One more thing about this election I remember. The editor of our newspaper, the Communist, asked Gallacher to do a brief biography for publication. Remember this was Willie’s first parliamentary contest. How many of you municipal and parliamentary candidates have been in this same position? But the editor hadn’t bargained for what he received from Willie, which was as follows:
WILLIE GALLACHER
Dundee Communist Candidate- Story of My Life
I am born
I grow up – I go to school – I grow up more
I get a job carrying milk – I continue to grow
I leave school – I get a job with a grocer
I still grow
I get a job in an engineering shop – I began to grow in earnest
I become a knut: I join the IOGT – I’m a helluva fine fellow
Years pass – I join the Socialist movement
I lose my job
I stop growing – I go to sea – I get shipwrecked
I don’t get drowned – (What a pity)
I’m still a knut – I get married – Then get cracked
I start growing again – smaller
I go to America – become a “bum” – I return
The war starts
I grow again – crazy
I get involved in strikes – I go to gaol – I grow up again sad
I come out – The war goes on – So do I
The war ends – More strikes – More gaol
Come out again – I go to Russia – Great experience
Train on fire – Adrift in the Arctic Sea
Back again – Trouble again – Gaol again
Out again – Communist Party going strong
I become a “heid yin” – Communist Party not going strong any longer
I become a Parliamentary candidate
Great sensation – Overwhelming majority
Triumphant march to London – I enter Colney Hatch
Poor old Gallacher
Amen.
For the uninitiated, Colney Hatch is the site of a big mental hospital in north London.

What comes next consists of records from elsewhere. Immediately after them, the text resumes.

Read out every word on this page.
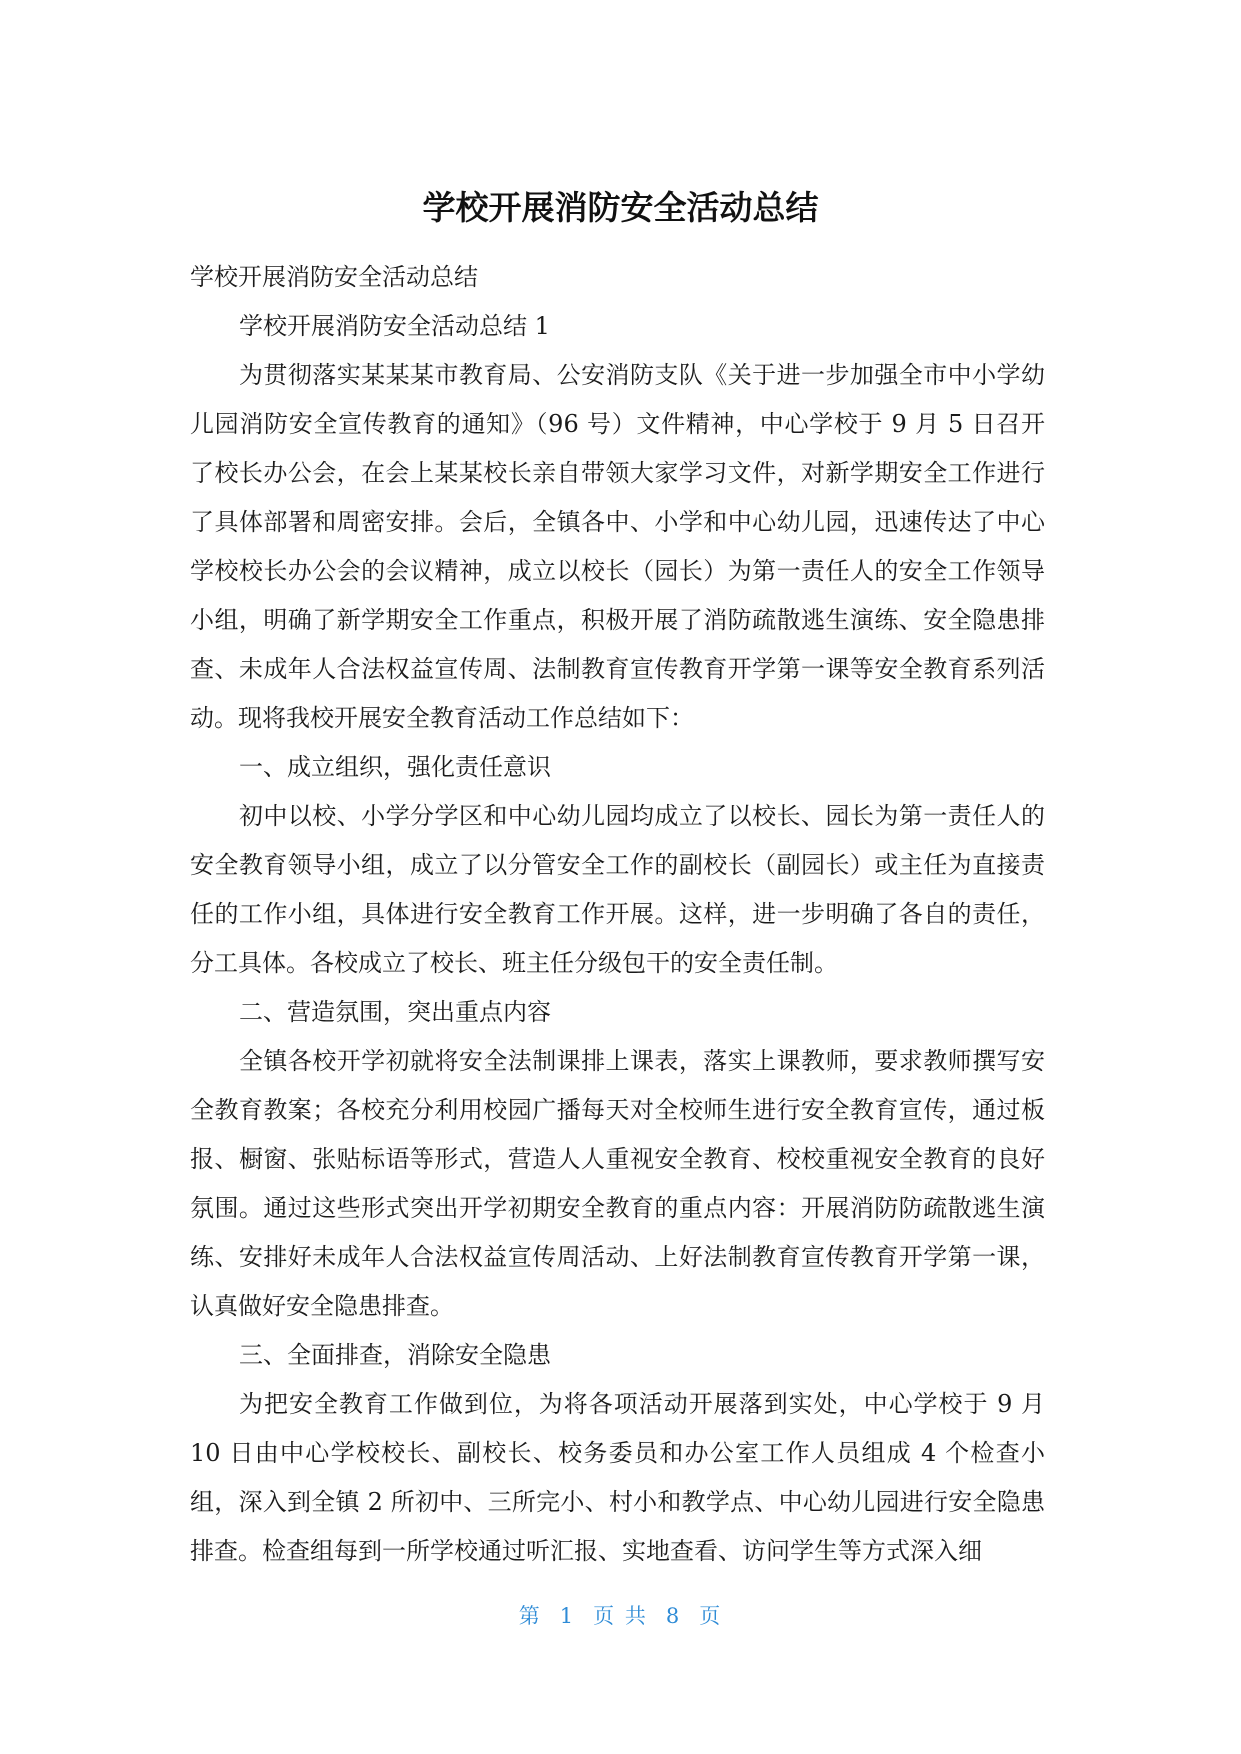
学校开展消防安全活动总结

学校开展消防安全活动总结

学校开展消防安全活动总结 1

为贯彻落实某某某市教育局、公安消防支队《关于进一步加强全市中小学幼儿园消防安全宣传教育的通知》（96 号）文件精神，中心学校于 9 月 5 日召开了校长办公会，在会上某某校长亲自带领大家学习文件，对新学期安全工作进行了具体部署和周密安排。会后，全镇各中、小学和中心幼儿园，迅速传达了中心学校校长办公会的会议精神，成立以校长（园长）为第一责任人的安全工作领导小组，明确了新学期安全工作重点，积极开展了消防疏散逃生演练、安全隐患排查、未成年人合法权益宣传周、法制教育宣传教育开学第一课等安全教育系列活动。现将我校开展安全教育活动工作总结如下：

一、成立组织，强化责任意识

初中以校、小学分学区和中心幼儿园均成立了以校长、园长为第一责任人的安全教育领导小组，成立了以分管安全工作的副校长（副园长）或主任为直接责任的工作小组，具体进行安全教育工作开展。这样，进一步明确了各自的责任，分工具体。各校成立了校长、班主任分级包干的安全责任制。

二、营造氛围，突出重点内容

全镇各校开学初就将安全法制课排上课表，落实上课教师，要求教师撰写安全教育教案；各校充分利用校园广播每天对全校师生进行安全教育宣传，通过板报、橱窗、张贴标语等形式，营造人人重视安全教育、校校重视安全教育的良好氛围。通过这些形式突出开学初期安全教育的重点内容：开展消防防疏散逃生演练、安排好未成年人合法权益宣传周活动、上好法制教育宣传教育开学第一课，认真做好安全隐患排查。

三、全面排查，消除安全隐患

为把安全教育工作做到位，为将各项活动开展落到实处，中心学校于 9 月 10 日由中心学校校长、副校长、校务委员和办公室工作人员组成 4 个检查小组，深入到全镇 2 所初中、三所完小、村小和教学点、中心幼儿园进行安全隐患排查。检查组每到一所学校通过听汇报、实地查看、访问学生等方式深入细

第 1 页 共 8 页
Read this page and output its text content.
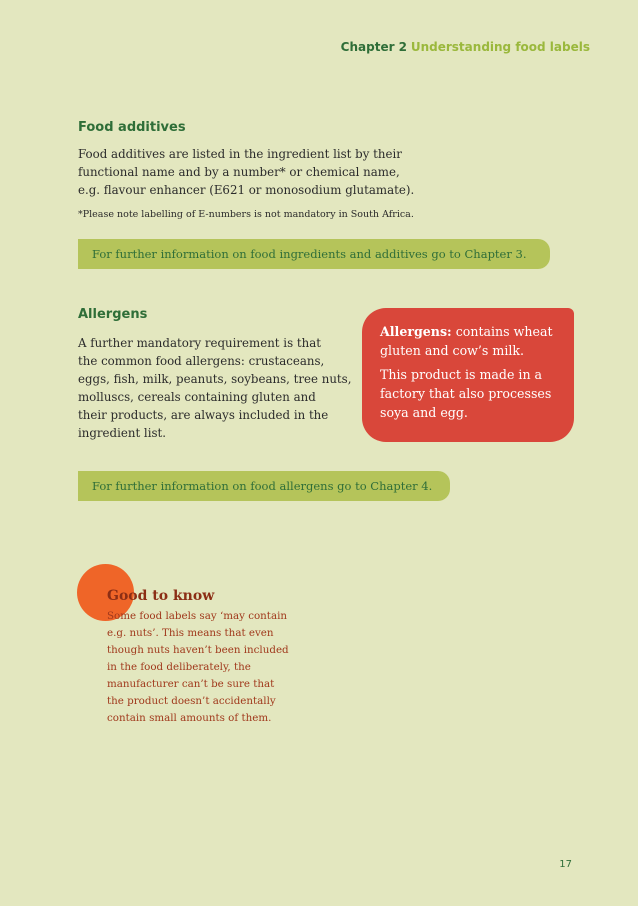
Chapter 2 Understanding food labels
Food additives
Food additives are listed in the ingredient list by their
functional name and by a number* or chemical name,
e.g. flavour enhancer (E621 or monosodium glutamate).
*Please note labelling of E-numbers is not mandatory in South Africa.
For further information on food ingredients and additives go to Chapter 3.
Allergens
A further mandatory requirement is that
the common food allergens: crustaceans,
eggs, fish, milk, peanuts, soybeans, tree nuts,
molluscs, cereals containing gluten and
their products, are always included in the
ingredient list.
Allergens: contains wheat
gluten and cow’s milk.
This product is made in a
factory that also processes
soya and egg.
For further information on food allergens go to Chapter 4.
Good to know
Some food labels say ‘may contain
e.g. nuts’. This means that even
though nuts haven’t been included
in the food deliberately, the
manufacturer can’t be sure that
the product doesn’t accidentally
contain small amounts of them.
17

Willie had no romantic ideas about this election. His main aim was to expose Churchill and contribute to his final defeat. This he did handsomely as the final result showed:
Scrymgeour (Prob.) 32, 578
Morel (Lab.) 30, 292
MacDonald (N.L.) 22, 244
Churchill (N.L.) 20, 466
Pilkington (L.) 6, 681
Gallacher (Comm.) 5, 906
A year later in the 1923 General Election, Gallacher pushed his vote up to 10,380 in the same Dundee constituency, but by that time I was in the centre of world revolutionary politics- Moscow.